Lo denuncia un post dell'associazione Smiling Africa, in cui si sottolinea l'assenza di inchieste per scoprire come muoiono i braccianti. L'associazione lancia poi la proposta di creare un'anagrafe delle morti silenziose per non distogliere l'attenzione, scrive in una nota sui social
Il cadavere di Toure Saidou, bracciante di 27 anni originario della Guinea, è stato ritrovato lunedì 10 gennaio in un casolare abbandonato a Brindisi, alle porte del quartiere La Rosa. Dell’uomo, sposato e padre di quattro figli, non si avevano notizie da sabato 8 gennaio, quando era andato in campagna a lavorare. “Pioveva tanto”, ha ricordato l’associazione Siming Africa, che ha dato la notizia della morte sui social con un post di denuncia: “Lunedì mattina chi gli ha prestato la bici l’ha trovato in un casolare in campagna, solo e senza vita ma accanto ad un focolare ancora caldo. Dai racconti dei compagni di lavoro è certo che al lavoro è stato male, ma allora perché non l’hanno aiutato? Perché nessuno ha fatto l’unica cosa necessaria e forse sufficiente a salvargli la vita: chiamare il 118?”.
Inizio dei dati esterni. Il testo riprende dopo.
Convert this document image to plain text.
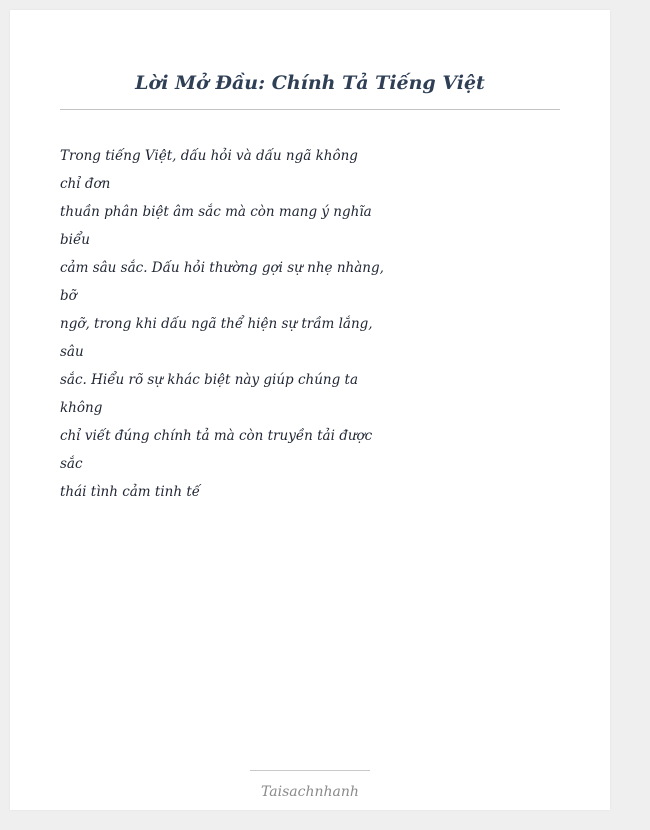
Lời Mở Đầu: Chính Tả Tiếng Việt
Trong tiếng Việt, dấu hỏi và dấu ngã không
chỉ đơn
thuần phân biệt âm sắc mà còn mang ý nghĩa
biểu
cảm sâu sắc. Dấu hỏi thường gợi sự nhẹ nhàng,
bỡ
ngỡ, trong khi dấu ngã thể hiện sự trầm lắng,
sâu
sắc. Hiểu rõ sự khác biệt này giúp chúng ta
không
chỉ viết đúng chính tả mà còn truyền tải được
sắc
thái tình cảm tinh tế
Taisachnhanh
Sabato Saidou aveva chiesto in prestito una bicicletta per andare a lavoro, ma già “non si sentiva tanto bene, lo ha detto, si è seduto ma poi ha finito il turno e non è più tornato”, ha scritto l’associazione nata a Brindisi per riunire persone provenienti dal Senegal, dal Gambia e dalla Guinea. “Perché a nessuno importa sapere come è morto Saidou e Camara Fantamadi e troppe altre persone prima di loro?“, prosegue la nota dell’associazione, che fa riferimento alla morte del migrante di 27 anni Camara Fantamadi, originario del Mali, avvenuta il 24 giugno scorso sulla strada provinciale che collega Brindisi alla frazione di Tuturano, “dopo che il ragazzo aveva lavorato zappando la terra per almeno 4 ore, sotto al sole”.
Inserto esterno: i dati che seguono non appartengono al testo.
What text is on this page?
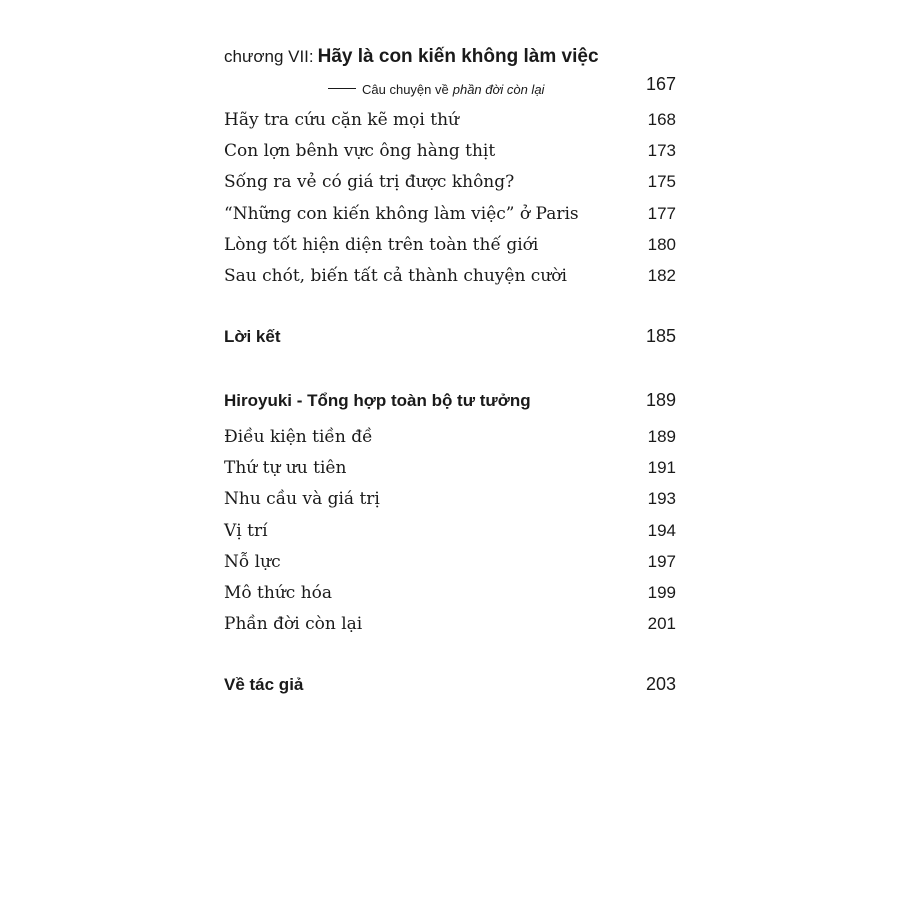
chương VII: Hãy là con kiến không làm việc
Câu chuyện về phần đời còn lại	167
Hãy tra cứu cặn kẽ mọi thứ	168
Con lợn bênh vực ông hàng thịt	173
Sống ra vẻ có giá trị được không?	175
“Những con kiến không làm việc” ở Paris	177
Lòng tốt hiện diện trên toàn thế giới	180
Sau chót, biến tất cả thành chuyện cười	182
Lời kết	185
Hiroyuki - Tổng hợp toàn bộ tư tưởng	189
Điều kiện tiền đề	189
Thứ tự ưu tiên	191
Nhu cầu và giá trị	193
Vị trí	194
Nỗ lực	197
Mô thức hóa	199
Phần đời còn lại	201
Về tác giả	203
“Perché non si fa un’autopsia a questi corpi che muoiono nelle campagne? A noi interessa e insieme ai fratelli e alle sorelle costituiremo un’anagrafe di queste morti silenziose“, prosegue il post di Smiling Africa. “Con loro muore la speranza di un futuro migliore per loro, per le loro famiglie e per tutti noi, che crediamo in una convivenza civile e nella dignità del lavoro. Vigiliamo tutti uniti e con un’attenzione sempre maggiore sulle nostre campagne e nei nostri cantieri, perché questi crimini non accadano più e il valore delle vite sia uguale per tutti”, conclude l’associazione.